Os anti-abortistas falam tanto de proteger a vida, mas não consideram as vidas de milhares de mulheres que morrem a cada ano com complicações na assistência ao aborto, elas sendo pessoas que realmente tem vidas já desenvolvidas vezes tem dependentes que podiam ser deixados órfãos (a grande maioria das mulheres que fazem abortos no Brasil já tem filhos). A pessoa que realmente tem um interesse na vida, também deve considerar as vidas dos menores abandonados, aqueles que não foram desejados ou vieram para mães sem condições de cuidar deles. Quem deseja uma vida de fome, frio e se sobreviver até adulto, de criminalidade. Provavelmente as mesmas que aplaudiram o massacre no Carandiru e que tem uma posição contra o aborto.

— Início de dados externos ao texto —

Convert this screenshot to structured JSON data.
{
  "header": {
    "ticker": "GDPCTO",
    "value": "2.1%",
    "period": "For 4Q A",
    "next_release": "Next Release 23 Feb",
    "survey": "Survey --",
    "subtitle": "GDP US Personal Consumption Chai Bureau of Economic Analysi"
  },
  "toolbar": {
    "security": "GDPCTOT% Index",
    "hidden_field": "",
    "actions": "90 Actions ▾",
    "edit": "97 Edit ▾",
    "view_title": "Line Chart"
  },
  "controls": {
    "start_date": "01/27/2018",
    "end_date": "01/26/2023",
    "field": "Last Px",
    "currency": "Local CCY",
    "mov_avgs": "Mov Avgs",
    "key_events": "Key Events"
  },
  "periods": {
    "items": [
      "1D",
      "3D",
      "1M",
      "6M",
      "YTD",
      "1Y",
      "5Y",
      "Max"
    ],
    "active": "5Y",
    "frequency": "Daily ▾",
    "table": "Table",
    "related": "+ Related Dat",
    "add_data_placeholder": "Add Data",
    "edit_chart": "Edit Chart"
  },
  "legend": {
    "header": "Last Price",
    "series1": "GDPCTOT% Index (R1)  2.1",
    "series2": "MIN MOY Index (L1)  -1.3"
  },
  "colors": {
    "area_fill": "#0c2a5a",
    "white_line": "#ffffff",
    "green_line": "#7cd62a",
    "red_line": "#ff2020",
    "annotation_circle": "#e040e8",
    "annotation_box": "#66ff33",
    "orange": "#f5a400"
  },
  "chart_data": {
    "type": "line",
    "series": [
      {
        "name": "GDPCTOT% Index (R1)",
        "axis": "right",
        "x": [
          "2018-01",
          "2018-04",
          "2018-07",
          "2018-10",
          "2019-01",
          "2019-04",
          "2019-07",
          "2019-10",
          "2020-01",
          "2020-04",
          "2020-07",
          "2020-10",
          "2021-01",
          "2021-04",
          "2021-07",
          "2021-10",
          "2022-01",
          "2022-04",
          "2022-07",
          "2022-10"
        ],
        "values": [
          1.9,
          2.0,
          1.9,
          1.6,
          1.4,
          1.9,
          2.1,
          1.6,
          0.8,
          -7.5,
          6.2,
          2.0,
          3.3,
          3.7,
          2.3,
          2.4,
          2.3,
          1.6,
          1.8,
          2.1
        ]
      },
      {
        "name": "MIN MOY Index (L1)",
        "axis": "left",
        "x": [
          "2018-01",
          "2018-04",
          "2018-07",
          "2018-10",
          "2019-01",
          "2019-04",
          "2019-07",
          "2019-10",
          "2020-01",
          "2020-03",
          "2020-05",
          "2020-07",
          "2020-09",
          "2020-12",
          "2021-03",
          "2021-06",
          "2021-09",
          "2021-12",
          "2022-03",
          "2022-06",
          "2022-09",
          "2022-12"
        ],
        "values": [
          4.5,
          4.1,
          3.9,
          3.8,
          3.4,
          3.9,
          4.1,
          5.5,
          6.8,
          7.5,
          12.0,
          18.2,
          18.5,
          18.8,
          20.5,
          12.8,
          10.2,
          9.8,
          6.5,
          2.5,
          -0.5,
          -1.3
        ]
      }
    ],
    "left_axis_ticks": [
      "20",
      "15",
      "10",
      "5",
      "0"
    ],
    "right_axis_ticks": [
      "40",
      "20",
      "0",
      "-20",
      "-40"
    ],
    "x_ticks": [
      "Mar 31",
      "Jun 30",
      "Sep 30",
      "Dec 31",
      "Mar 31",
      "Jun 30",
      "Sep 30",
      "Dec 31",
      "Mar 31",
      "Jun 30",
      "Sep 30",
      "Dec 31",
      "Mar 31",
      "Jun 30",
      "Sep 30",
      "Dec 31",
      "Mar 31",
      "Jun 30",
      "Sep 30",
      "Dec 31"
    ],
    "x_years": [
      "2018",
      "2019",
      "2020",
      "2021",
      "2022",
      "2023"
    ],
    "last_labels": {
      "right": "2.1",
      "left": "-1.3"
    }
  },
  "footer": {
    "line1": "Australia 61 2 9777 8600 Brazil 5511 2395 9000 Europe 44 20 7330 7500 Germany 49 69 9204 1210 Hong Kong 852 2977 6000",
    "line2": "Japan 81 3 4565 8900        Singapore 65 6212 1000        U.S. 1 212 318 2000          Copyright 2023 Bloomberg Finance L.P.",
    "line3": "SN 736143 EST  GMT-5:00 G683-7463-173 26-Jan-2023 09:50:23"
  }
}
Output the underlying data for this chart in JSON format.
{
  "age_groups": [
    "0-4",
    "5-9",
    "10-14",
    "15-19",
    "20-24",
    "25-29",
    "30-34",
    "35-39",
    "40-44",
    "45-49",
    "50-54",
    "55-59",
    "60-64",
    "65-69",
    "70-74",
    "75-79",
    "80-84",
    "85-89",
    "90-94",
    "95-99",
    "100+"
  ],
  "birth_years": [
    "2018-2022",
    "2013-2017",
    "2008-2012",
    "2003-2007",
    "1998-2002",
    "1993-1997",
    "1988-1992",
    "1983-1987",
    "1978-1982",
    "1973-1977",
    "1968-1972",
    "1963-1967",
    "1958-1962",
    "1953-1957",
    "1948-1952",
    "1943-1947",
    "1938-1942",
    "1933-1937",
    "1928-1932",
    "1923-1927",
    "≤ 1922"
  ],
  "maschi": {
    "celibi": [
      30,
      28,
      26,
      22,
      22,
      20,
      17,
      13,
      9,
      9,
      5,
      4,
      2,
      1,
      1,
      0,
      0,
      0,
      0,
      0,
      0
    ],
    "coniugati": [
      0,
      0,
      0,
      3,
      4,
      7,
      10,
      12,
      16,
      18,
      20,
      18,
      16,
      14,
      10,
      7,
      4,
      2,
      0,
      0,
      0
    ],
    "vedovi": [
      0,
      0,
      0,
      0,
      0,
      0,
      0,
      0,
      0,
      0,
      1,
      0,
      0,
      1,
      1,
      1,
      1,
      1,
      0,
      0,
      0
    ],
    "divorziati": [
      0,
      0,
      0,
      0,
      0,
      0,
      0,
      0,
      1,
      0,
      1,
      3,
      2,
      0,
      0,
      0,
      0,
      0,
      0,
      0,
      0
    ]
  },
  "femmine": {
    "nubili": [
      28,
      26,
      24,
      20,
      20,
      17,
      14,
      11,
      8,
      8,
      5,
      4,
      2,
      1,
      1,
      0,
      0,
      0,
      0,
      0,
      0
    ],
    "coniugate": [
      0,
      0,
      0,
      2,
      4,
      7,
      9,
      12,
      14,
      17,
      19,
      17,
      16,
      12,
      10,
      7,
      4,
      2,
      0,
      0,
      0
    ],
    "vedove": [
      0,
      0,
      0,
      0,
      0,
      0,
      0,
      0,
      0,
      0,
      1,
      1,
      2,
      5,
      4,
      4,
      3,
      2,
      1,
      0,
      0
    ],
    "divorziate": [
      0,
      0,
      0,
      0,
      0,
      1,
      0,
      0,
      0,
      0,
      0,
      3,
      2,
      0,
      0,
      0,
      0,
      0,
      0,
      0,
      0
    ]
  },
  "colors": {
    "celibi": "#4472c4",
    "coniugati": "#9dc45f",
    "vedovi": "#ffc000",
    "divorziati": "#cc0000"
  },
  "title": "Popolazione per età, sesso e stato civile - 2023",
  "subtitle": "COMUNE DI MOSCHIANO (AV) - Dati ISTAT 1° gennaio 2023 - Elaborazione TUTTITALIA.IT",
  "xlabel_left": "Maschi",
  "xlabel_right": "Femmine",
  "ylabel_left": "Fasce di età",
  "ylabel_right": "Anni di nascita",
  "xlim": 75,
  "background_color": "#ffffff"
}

Não é melhor ter filhos só quando podemos lhes dar amor e alimentação? Obviamente, a questão da proibição do aborto não é a vida, como vemos na história do aborto, e sim uma questão política de controle sobre as mulheres das classes baixas. O estado usa alas como maquinas de reprodução dependendo de sua s necessidades; pois vemos que as mulheres ricas têm acesso ao aborto seguro (os ricos nunca são submetidos as mesmas repressões que os pobres sofrem). A legalização do aborto deve ser acompanhado com campanhas de informações sobre os anticoncepcionais, sendo esses distribuídos de graça, pois nosso objetivo não é aumentar o número de abortos que podem causar complicações e não necessariamente muito agradáveis para a mulher.